"There cannot be any special treatment for the United Kingdom. The British people have expressed their wish to leave the EU. Leave means leave. ..."
By Lorne Cook, Associated Press
June 24, 2016, at 2:17 a.m.
BRUSSELS (AP) — Top European Union officials were hunkering down in Brussels Friday to try to work out what to do next after the shock decision by British voters to leave the 28-nation bloc.
European Commission President Jean-Claude Juncker is hosting talks with the leaders of the European Council and Parliament, along with Dutch Prime Minister Mark Rutte, whose country holds the EU's rotating presidency.
The four will try to agree on a European position on the vote, which could see a member country leave the bloc for the first time ever, ahead of a summit of EU leaders in Brussels starting on Tuesday.
Parliamentary leaders were meeting separately, and European commissioners — the EU's executive body — could hold separate talks later.

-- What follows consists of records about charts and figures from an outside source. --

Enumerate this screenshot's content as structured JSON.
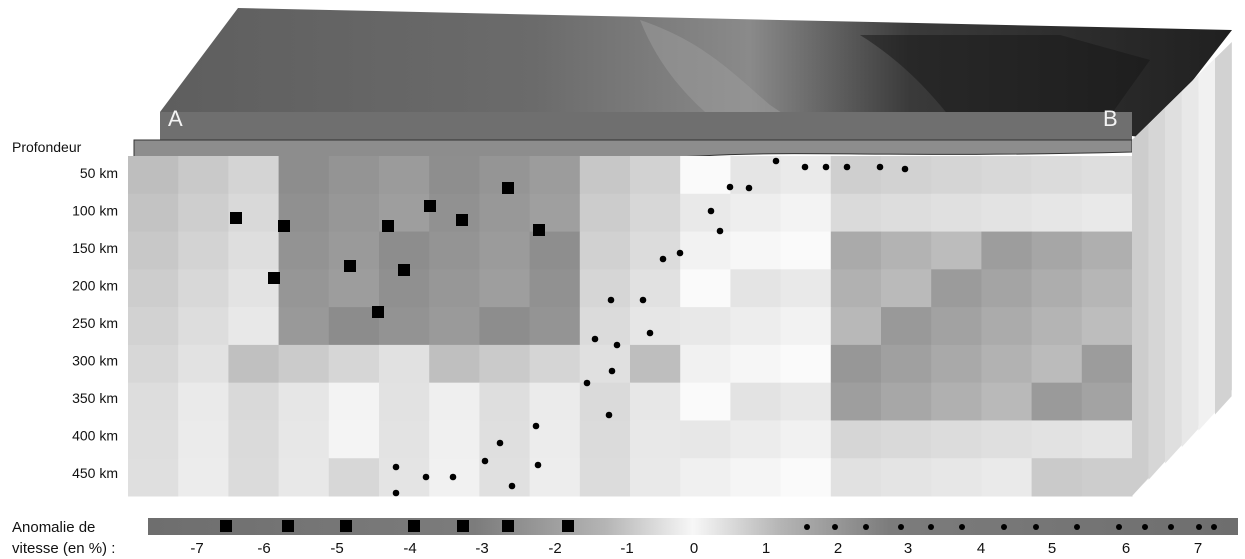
{
  "labels": {
    "point_a": "A",
    "point_b": "B",
    "depth_header": "Profondeur",
    "legend_title_line1": "Anomalie de",
    "legend_title_line2": "vitesse (en %) :"
  },
  "depths": [
    "50 km",
    "100 km",
    "150 km",
    "200 km",
    "250 km",
    "300 km",
    "350 km",
    "400 km",
    "450 km"
  ],
  "legend_ticks": [
    "-7",
    "-6",
    "-5",
    "-4",
    "-3",
    "-2",
    "-1",
    "0",
    "1",
    "2",
    "3",
    "4",
    "5",
    "6",
    "7"
  ],
  "colors": {
    "surface_dark": "#2a2a2a",
    "surface_mid": "#6f6f6f",
    "crust": "#8a8a8a",
    "marker": "#000000"
  }
}
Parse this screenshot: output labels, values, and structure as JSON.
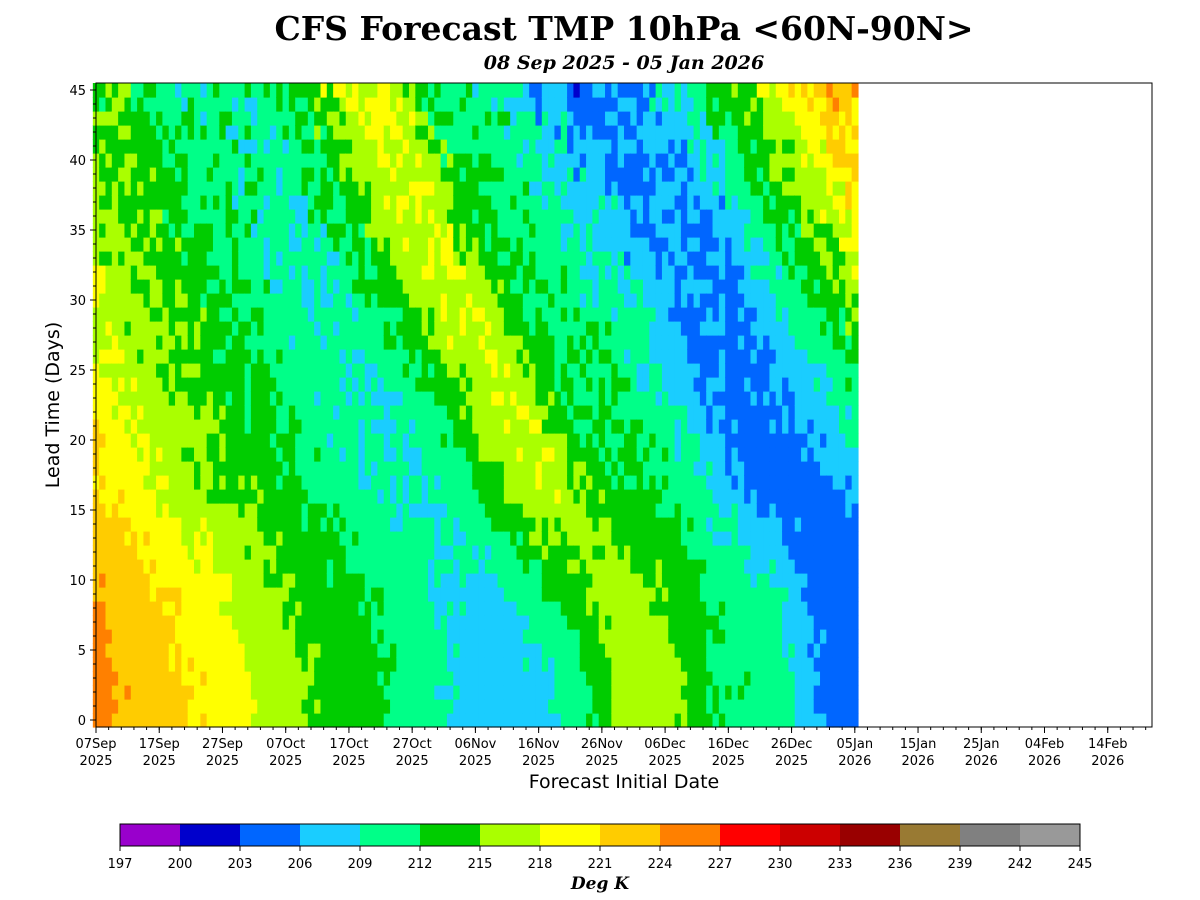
{
  "chart_data": {
    "type": "heatmap",
    "title": "CFS Forecast TMP 10hPa <60N-90N>",
    "subtitle": "08 Sep 2025 - 05 Jan 2026",
    "xlabel": "Forecast Initial Date",
    "ylabel": "Lead Time (Days)",
    "colorbar_label": "Deg K",
    "x_start": "2025-09-07",
    "x_end": "2026-02-21",
    "ylim": [
      0,
      45
    ],
    "last_init_date": "2026-01-05",
    "x_ticks": [
      {
        "date": "2025-09-07",
        "line1": "07Sep",
        "line2": "2025"
      },
      {
        "date": "2025-09-17",
        "line1": "17Sep",
        "line2": "2025"
      },
      {
        "date": "2025-09-27",
        "line1": "27Sep",
        "line2": "2025"
      },
      {
        "date": "2025-10-07",
        "line1": "07Oct",
        "line2": "2025"
      },
      {
        "date": "2025-10-17",
        "line1": "17Oct",
        "line2": "2025"
      },
      {
        "date": "2025-10-27",
        "line1": "27Oct",
        "line2": "2025"
      },
      {
        "date": "2025-11-06",
        "line1": "06Nov",
        "line2": "2025"
      },
      {
        "date": "2025-11-16",
        "line1": "16Nov",
        "line2": "2025"
      },
      {
        "date": "2025-11-26",
        "line1": "26Nov",
        "line2": "2025"
      },
      {
        "date": "2025-12-06",
        "line1": "06Dec",
        "line2": "2025"
      },
      {
        "date": "2025-12-16",
        "line1": "16Dec",
        "line2": "2025"
      },
      {
        "date": "2025-12-26",
        "line1": "26Dec",
        "line2": "2025"
      },
      {
        "date": "2026-01-05",
        "line1": "05Jan",
        "line2": "2026"
      },
      {
        "date": "2026-01-15",
        "line1": "15Jan",
        "line2": "2026"
      },
      {
        "date": "2026-01-25",
        "line1": "25Jan",
        "line2": "2026"
      },
      {
        "date": "2026-02-04",
        "line1": "04Feb",
        "line2": "2026"
      },
      {
        "date": "2026-02-14",
        "line1": "14Feb",
        "line2": "2026"
      }
    ],
    "y_ticks": [
      0,
      5,
      10,
      15,
      20,
      25,
      30,
      35,
      40,
      45
    ],
    "colorbar_levels": [
      197,
      200,
      203,
      206,
      209,
      212,
      215,
      218,
      221,
      224,
      227,
      230,
      233,
      236,
      239,
      242,
      245
    ],
    "colorbar_colors": [
      "#9900cc",
      "#0000cc",
      "#0066ff",
      "#1acdff",
      "#00ff88",
      "#00cc00",
      "#aaff00",
      "#ffff00",
      "#ffcc00",
      "#ff8000",
      "#ff0000",
      "#cc0000",
      "#990000",
      "#997a33",
      "#808080",
      "#999999"
    ],
    "verifying_temperature_anchors": [
      {
        "date": "2025-09-07",
        "value": 225
      },
      {
        "date": "2025-09-16",
        "value": 222.5
      },
      {
        "date": "2025-09-26",
        "value": 220
      },
      {
        "date": "2025-10-04",
        "value": 217
      },
      {
        "date": "2025-10-14",
        "value": 214
      },
      {
        "date": "2025-10-26",
        "value": 211.5
      },
      {
        "date": "2025-11-05",
        "value": 209
      },
      {
        "date": "2025-11-14",
        "value": 208.5
      },
      {
        "date": "2025-11-22",
        "value": 212
      },
      {
        "date": "2025-11-29",
        "value": 218
      },
      {
        "date": "2025-12-06",
        "value": 219
      },
      {
        "date": "2025-12-13",
        "value": 213
      },
      {
        "date": "2025-12-22",
        "value": 211
      },
      {
        "date": "2026-01-01",
        "value": 207
      },
      {
        "date": "2026-01-08",
        "value": 203.5
      },
      {
        "date": "2026-01-15",
        "value": 204
      },
      {
        "date": "2026-01-22",
        "value": 208
      },
      {
        "date": "2026-01-29",
        "value": 213
      },
      {
        "date": "2026-02-05",
        "value": 218
      },
      {
        "date": "2026-02-12",
        "value": 224
      },
      {
        "date": "2026-02-20",
        "value": 226
      }
    ],
    "init_temperature_anchors": [
      {
        "date": "2025-09-07",
        "value": 225
      },
      {
        "date": "2025-09-16",
        "value": 222.5
      },
      {
        "date": "2025-09-26",
        "value": 220
      },
      {
        "date": "2025-10-05",
        "value": 217
      },
      {
        "date": "2025-10-14",
        "value": 214
      },
      {
        "date": "2025-10-24",
        "value": 212
      },
      {
        "date": "2025-11-06",
        "value": 207.5
      },
      {
        "date": "2025-11-16",
        "value": 208
      },
      {
        "date": "2025-11-22",
        "value": 210
      },
      {
        "date": "2025-11-29",
        "value": 216
      },
      {
        "date": "2025-12-06",
        "value": 217
      },
      {
        "date": "2025-12-13",
        "value": 212
      },
      {
        "date": "2025-12-24",
        "value": 211
      },
      {
        "date": "2025-12-30",
        "value": 206
      },
      {
        "date": "2026-01-05",
        "value": 204.5
      }
    ],
    "init_weight_per_day": 0.06
  }
}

EU officials have been aware of the possibility that a British vote to leave might come, but while the possibility of an exit is enshrined in EU law no one is sure how a departure would play out.
The head of the biggest bloc in the parliament fired an early warning shot at Prime Minister David Cameron that Britain should expect no free ride as it negotiates its departure.
"There cannot be any special treatment for the United Kingdom. The British people have expressed their wish to leave the EU. Leave means leave. The times of cherry-picking are over," European Peoples Party leader Manfred Weber said.
He insisted that the exit negotiations "should be concluded within two years."
This insistence on a "hard exit" is aimed at discouraging other countries from wanting to leave the bloc in the belief that they might be able to negotiate a comfortable partnership from the outside.
Many European officials fear the U.K. vote will play into the hands of the far right and left and fuel calls for referendums in other countries.
The exit vote also raises troubling questions about the future of Europe in the wake of the economic crisis, concern about Greece's place in the euro and the EU's inability to manage the refugee emergency.